After exploring AI deployment in some depth and chairing the SCL's overview of AI in Dublin in September, I've been particularly conscious of the hype vs reality. Nobody should deny that narrow artificial intelligence is here to stay - for good and bad. We just have to be realistic about its capabilities and shortcomings - and how to detect their consequences - so that AI is developed and deployed responsibly.

In a recent report on 'smart cities', for example, the Oliver Wyman Forum found that no city on Earth is ready for the disruptive effects of artificial intelligence

Talk of 'killer robots' and beating humans at board games is also all the rage, but Barry O'Sullivan assured us in Dublin that robots take ages to 'train' for any one sequence, can't cope with door handles and their batteries soon run down. It took $50m in electricity to train a computer to beat a human at Go. 

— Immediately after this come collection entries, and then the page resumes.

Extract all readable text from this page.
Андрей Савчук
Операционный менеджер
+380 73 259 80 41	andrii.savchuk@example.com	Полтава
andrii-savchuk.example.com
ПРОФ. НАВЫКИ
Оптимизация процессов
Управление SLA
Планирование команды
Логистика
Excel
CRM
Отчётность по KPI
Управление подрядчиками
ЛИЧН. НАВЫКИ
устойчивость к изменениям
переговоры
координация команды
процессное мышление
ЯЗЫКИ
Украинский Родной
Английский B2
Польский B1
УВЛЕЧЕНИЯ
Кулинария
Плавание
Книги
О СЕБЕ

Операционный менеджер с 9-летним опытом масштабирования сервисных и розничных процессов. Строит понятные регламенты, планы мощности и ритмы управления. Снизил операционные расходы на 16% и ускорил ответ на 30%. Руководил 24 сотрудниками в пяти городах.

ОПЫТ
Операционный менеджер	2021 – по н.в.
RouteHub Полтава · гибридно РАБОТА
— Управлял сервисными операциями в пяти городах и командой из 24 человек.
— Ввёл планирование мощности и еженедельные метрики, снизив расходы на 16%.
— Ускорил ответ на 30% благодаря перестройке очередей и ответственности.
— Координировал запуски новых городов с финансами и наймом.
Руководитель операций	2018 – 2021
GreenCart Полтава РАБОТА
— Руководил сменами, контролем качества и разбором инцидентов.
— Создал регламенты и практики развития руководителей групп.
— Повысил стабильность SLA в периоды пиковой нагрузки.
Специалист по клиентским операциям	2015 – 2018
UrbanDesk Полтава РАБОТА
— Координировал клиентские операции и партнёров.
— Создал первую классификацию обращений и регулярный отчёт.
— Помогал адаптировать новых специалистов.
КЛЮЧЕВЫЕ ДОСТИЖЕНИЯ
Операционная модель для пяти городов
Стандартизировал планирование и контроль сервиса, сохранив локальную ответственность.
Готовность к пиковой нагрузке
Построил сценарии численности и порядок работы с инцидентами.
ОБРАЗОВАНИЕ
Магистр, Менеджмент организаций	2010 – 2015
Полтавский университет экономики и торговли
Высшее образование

AI can be used for good, but it can also be 'weaponised' against a population, and 'hacked' by altering the appearance of things or people's appearance in quite subtle ways - without actually interfering with the AI itself. 

In the 'real world' of AI, the genuine concerns are inaccuracy, lack of explainability and the inability to remove bias. And there remain vast challenges associated with the reliability of evidence and how to resolve disputes arising from their use. 

That means we have to challenge the use of AI where the consequences of false positives or negatives are fatal or otherwise unacceptable, such as denying fundamental rights or compensation for loss, for example. 


Being realistic about AI and its shortcomings also has implications for how it is regulated. Rather than risk an effective ban on AI by regulating it according to the hype, regulation should instead focus on certifying AI's development and transparency in ways that enable us to understand its shortcomings to aid in our decision about where it can be developed and deployed appropriately.